Over the 8.500 miles we’ve owned the Winnebago Rialta, we averaged 18.08mpg at 55-70mph highway speeds and a whole lot of local driving in New Mexico. Not bad. If we sell it for about what we paid for it, our total cost-per-mile will amount to about $0.65. Not great, but that includes a whole lot of camper improvements, all of the stuff I did to the driveline before we left, new tires, and the cost of repairs on the road. It’s possible that the next 50,000 miles could be event-free. My wife is telling everyone who asks “Never make your transportation your home. The two should always be separate.” Not a great sales pitch, but I think it is one of the lessons we’re going to take away from our experience. The Rialta is for sale, or will be when we finish cleaning it up to sell. The snow will have to melt and I need to finish with the office remodeling before that begins.
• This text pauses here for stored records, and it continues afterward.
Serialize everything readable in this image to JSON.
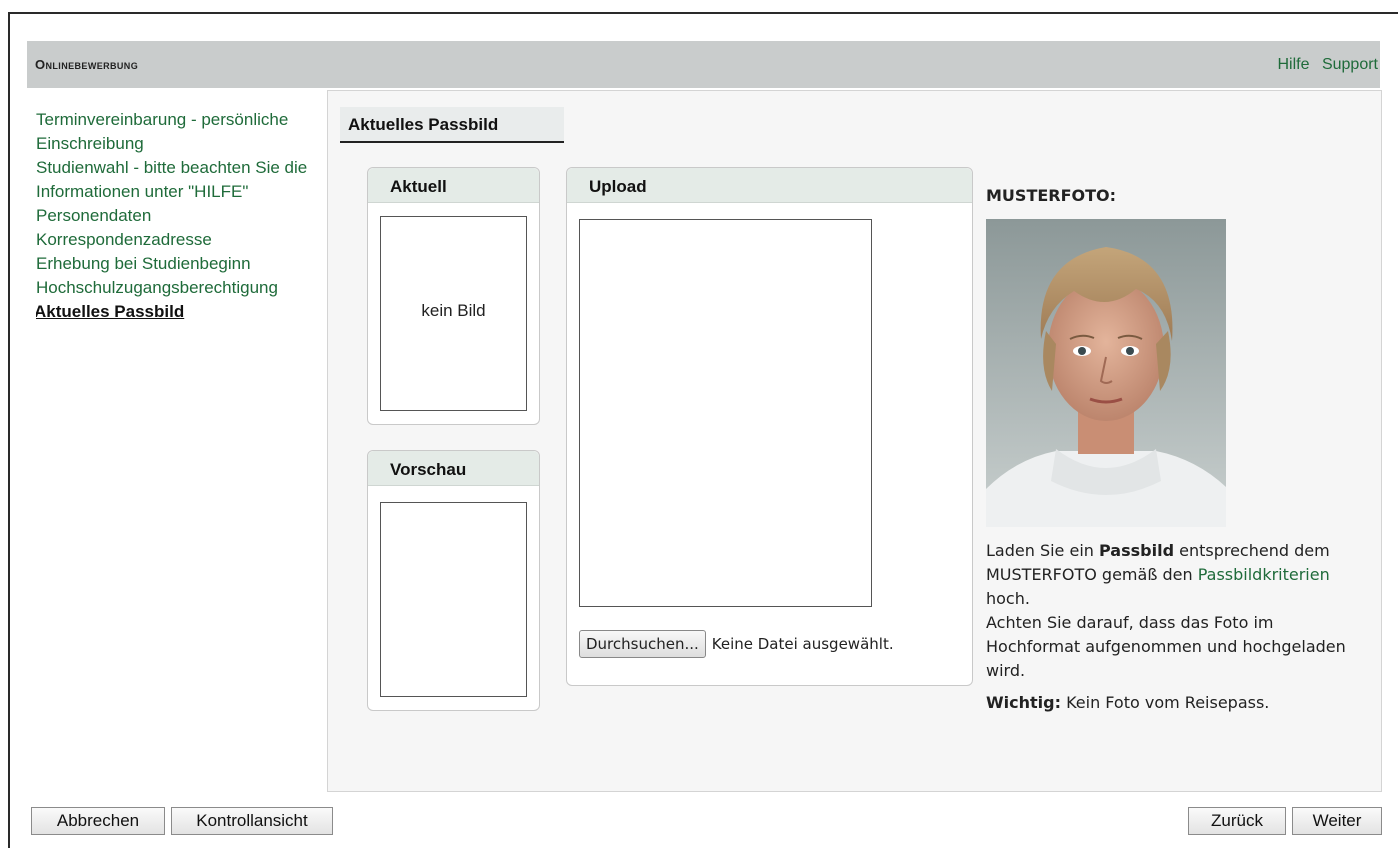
{
  "header": {
    "title": "Onlinebewerbung",
    "links": [
      "Hilfe",
      "Support"
    ]
  },
  "nav": {
    "items": [
      "Terminvereinbarung - persönliche Einschreibung",
      "Studienwahl - bitte beachten Sie die Informationen unter \"HILFE\"",
      "Personendaten",
      "Korrespondenzadresse",
      "Erhebung bei Studienbeginn",
      "Hochschulzugangsberechtigung"
    ],
    "active": "Aktuelles Passbild"
  },
  "tab": {
    "label": "Aktuelles Passbild"
  },
  "current_box": {
    "title": "Aktuell",
    "placeholder": "kein Bild"
  },
  "preview_box": {
    "title": "Vorschau"
  },
  "upload_box": {
    "title": "Upload",
    "browse_label": "Durchsuchen...",
    "file_status": "Keine Datei ausgewählt."
  },
  "info": {
    "sample_title": "MUSTERFOTO:",
    "line_pre": "Laden Sie ein ",
    "bold_word": "Passbild",
    "line_mid": " entsprechend dem MUSTERFOTO gemäß den ",
    "link_text": "Passbildkriterien",
    "line_post": " hoch.",
    "line2": "Achten Sie darauf, dass das Foto im Hochformat aufgenommen und hochgeladen wird.",
    "important_label": "Wichtig:",
    "important_text": " Kein Foto vom Reisepass."
  },
  "footer": {
    "cancel": "Abbrechen",
    "control_view": "Kontrollansicht",
    "back": "Zurück",
    "next": "Weiter"
  }
}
The bicycles and the WR took a beating this winter, including getting buried in ice and suffering mesquite, goatheads, cactus, and other assorted pointy or abrasive New Mexico obstacles. I have not taken Elvy’s bike or the WR down from the trailer and won’t until I have time to do serious maintenance. The bicycle is fine, but she has no inclination to ride it until the weather is spring-like. The WR’s tires are shot, the chain flops as freely sideways as it does in the direction it was designed to move, the sprockets are spiked, and the bike needs a general clean up and inspection. It’s a dirt bike, so all of that is “normal.”
So, the V-Strom officially has more miles on it in April of 2014 than it got in all of 2013, which isn’t saying much. I rode the V-Strom exactly 76 2013 miles. Embarrassing, but the WR was my go-to bike all last summer and, obviously, our primary local transportation this winter. A brand new battery, which had been sitting empty and uncharged all winter, in the V-Strom and two bumps on the starter and off we went for a couple of local rides last week. I do love fuel injection. It’s a fine motorcycle and the only reason it didn’t get ridden last summer was that I didn’t go anywhere having spent the whole freakin’ summer getting the RV ready to travel. Talk about wasted effort.